27/09/2013

La maison d’édition bressoutoise Dricot fête son centenaire.

Dricot, Bressoux, Centenaire, imprimerie, éditionsL’imprimerie - maison d’édition liégeoise Dricot fête son 100 e anniversaire. L’imprimerie avait été ouverte en 1913 par Arthur Dricot alors âgé de 20 ans. Son fils, Georges, lui succéda à son décès en 1962 et, en 1974, ce fut son fils Marcel (photo) qui se vit quasiment contraint de reprendre le flambeau. Il avait 26 ans. En un week-end, il passa du statut d’ouvrier typographe à celui de patron.
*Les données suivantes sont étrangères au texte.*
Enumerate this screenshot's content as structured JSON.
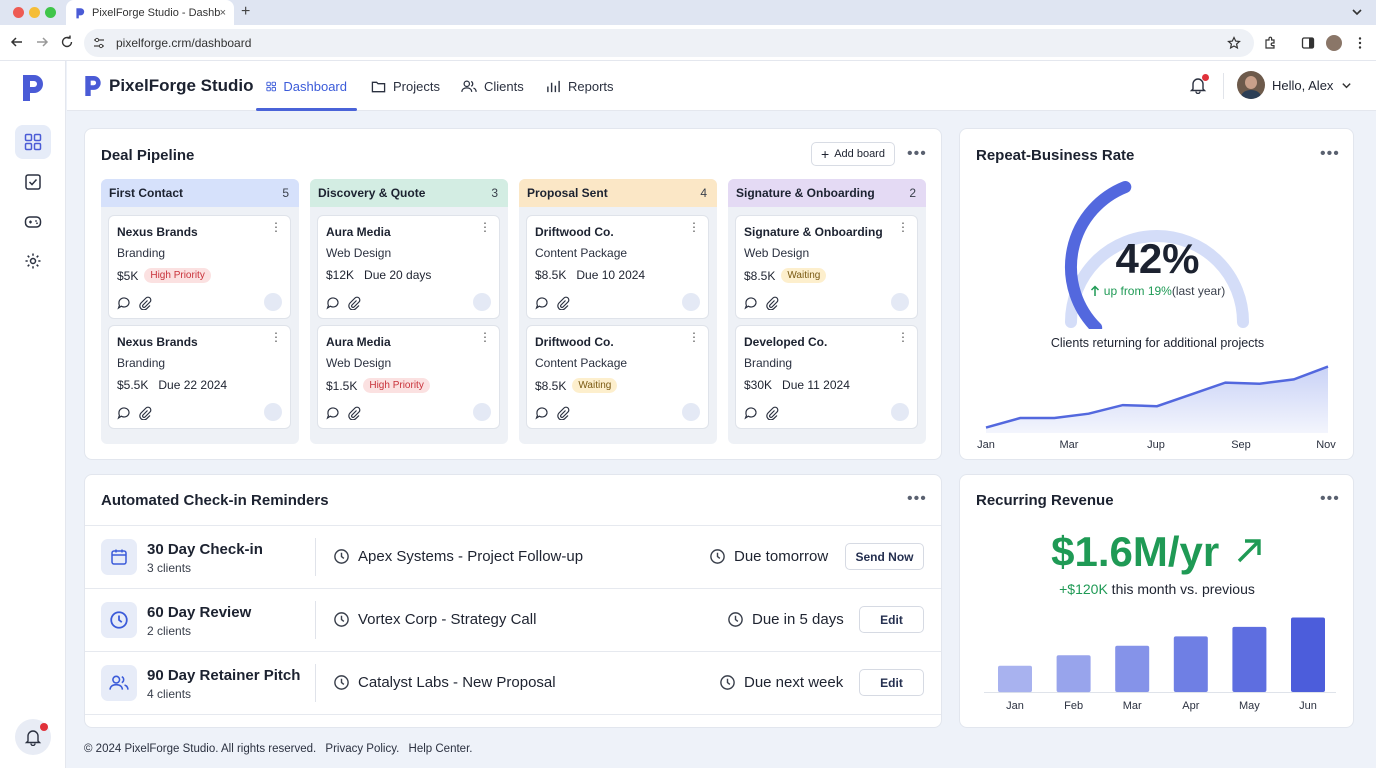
{
  "browser": {
    "tab_title": "PixelForge Studio - Dashboard",
    "tab_close": "×",
    "new_tab": "+",
    "url": "pixelforge.crm/dashboard"
  },
  "app": {
    "brand": "PixelForge Studio",
    "nav": [
      {
        "label": "Dashboard",
        "icon": "grid-icon",
        "active": true
      },
      {
        "label": "Projects",
        "icon": "folder-icon",
        "active": false
      },
      {
        "label": "Clients",
        "icon": "users-icon",
        "active": false
      },
      {
        "label": "Reports",
        "icon": "bar-chart-icon",
        "active": false
      }
    ],
    "greeting": "Hello, Alex"
  },
  "pipeline": {
    "title": "Deal Pipeline",
    "add_board": "Add board",
    "columns": [
      {
        "name": "First Contact",
        "count": "5",
        "color": "#d6e1fb",
        "cards": [
          {
            "company": "Nexus Brands",
            "service": "Branding",
            "value": "$5K",
            "due": "",
            "tag": "High Priority",
            "tag_type": "hp"
          },
          {
            "company": "Nexus Brands",
            "service": "Branding",
            "value": "$5.5K",
            "due": "Due 22 2024",
            "tag": "",
            "tag_type": ""
          }
        ]
      },
      {
        "name": "Discovery & Quote",
        "count": "3",
        "color": "#d3ede3",
        "cards": [
          {
            "company": "Aura Media",
            "service": "Web Design",
            "value": "$12K",
            "due": "Due 20 days",
            "tag": "",
            "tag_type": ""
          },
          {
            "company": "Aura Media",
            "service": "Web Design",
            "value": "$1.5K",
            "due": "",
            "tag": "High Priority",
            "tag_type": "hp"
          }
        ]
      },
      {
        "name": "Proposal Sent",
        "count": "4",
        "color": "#fbe7c6",
        "cards": [
          {
            "company": "Driftwood Co.",
            "service": "Content Package",
            "value": "$8.5K",
            "due": "Due 10 2024",
            "tag": "",
            "tag_type": ""
          },
          {
            "company": "Driftwood Co.",
            "service": "Content Package",
            "value": "$8.5K",
            "due": "",
            "tag": "Waiting",
            "tag_type": "wt"
          }
        ]
      },
      {
        "name": "Signature & Onboarding",
        "count": "2",
        "color": "#e4daf4",
        "cards": [
          {
            "company": "Signature & Onboarding",
            "service": "Web Design",
            "value": "$8.5K",
            "due": "",
            "tag": "Waiting",
            "tag_type": "wt"
          },
          {
            "company": "Developed Co.",
            "service": "Branding",
            "value": "$30K",
            "due": "Due 11 2024",
            "tag": "",
            "tag_type": ""
          }
        ]
      }
    ]
  },
  "repeat": {
    "title": "Repeat-Business Rate",
    "percent": "42%",
    "gauge_value": 0.42,
    "change": "up from 19%",
    "change_suffix": " (last year)",
    "caption": "Clients returning for additional projects",
    "months": [
      "Jan",
      "Mar",
      "Jup",
      "Sep",
      "Nov"
    ]
  },
  "reminders": {
    "title": "Automated Check-in Reminders",
    "items": [
      {
        "name": "30 Day Check-in",
        "clients": "3 clients",
        "icon": "calendar-icon",
        "task": "Apex Systems - Project Follow-up",
        "due": "Due tomorrow",
        "action": "Send Now"
      },
      {
        "name": "60 Day Review",
        "clients": "2 clients",
        "icon": "clock-icon",
        "task": "Vortex Corp - Strategy Call",
        "due": "Due in 5 days",
        "action": "Edit"
      },
      {
        "name": "90 Day Retainer Pitch",
        "clients": "4 clients",
        "icon": "users-icon",
        "task": "Catalyst Labs - New Proposal",
        "due": "Due next week",
        "action": "Edit"
      }
    ]
  },
  "revenue": {
    "title": "Recurring Revenue",
    "amount": "$1.6M/yr",
    "change": "+$120K",
    "change_suffix": " this month vs. previous"
  },
  "footer": {
    "copyright": "© 2024 PixelForge Studio. All rights reserved.",
    "privacy": "Privacy Policy.",
    "help": "Help Center."
  },
  "chart_data": [
    {
      "type": "line",
      "title": "",
      "x": [
        "Jan",
        "Feb",
        "Mar",
        "Apr",
        "May",
        "Jun",
        "Jul",
        "Aug",
        "Sep",
        "Oct",
        "Nov"
      ],
      "series": [
        {
          "values": [
            5,
            14,
            14,
            18,
            26,
            25,
            36,
            47,
            46,
            50,
            62
          ]
        }
      ],
      "xticks": [
        "Jan",
        "Mar",
        "Jup",
        "Sep",
        "Nov"
      ],
      "ylim": [
        0,
        70
      ],
      "grid": false
    },
    {
      "type": "bar",
      "title": "",
      "categories": [
        "Jan",
        "Feb",
        "Mar",
        "Apr",
        "May",
        "Jun"
      ],
      "values": [
        25,
        35,
        44,
        53,
        62,
        71
      ],
      "ylim": [
        0,
        80
      ],
      "colors": [
        "#a8b2ef",
        "#98a4ec",
        "#8593e9",
        "#6f7fe4",
        "#5e6ee0",
        "#4c5ddb"
      ],
      "grid": false
    }
  ]
}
"Je n’ai pas eu le temps de réfléchir, raconte-t-il. C’est simple : l’unique revenu pour ma mère et ma grand-mère était l’imprimerie ! J’ai heureusement été guidé par un ami de la famille pour l’achat des divers papiers, les remises de prix et puis plus tard l’acquisition d’une presse offset."

Imprimant tous travaux, il se doutait bien peu cependant qu’il deviendrait aussi éditeur après sa rencontre avec Paul Biron. "J’avais imprimé le premier tome de son livre avec le personnage de Mon Mononke et le second était en train, quand il m’a poussé à devenir éditeur plein temps. Il est clair que l’incroyable tirage des Biron, dont la série allait largement dépasser les 100.000 exemplaires, m’a grandement encouragé."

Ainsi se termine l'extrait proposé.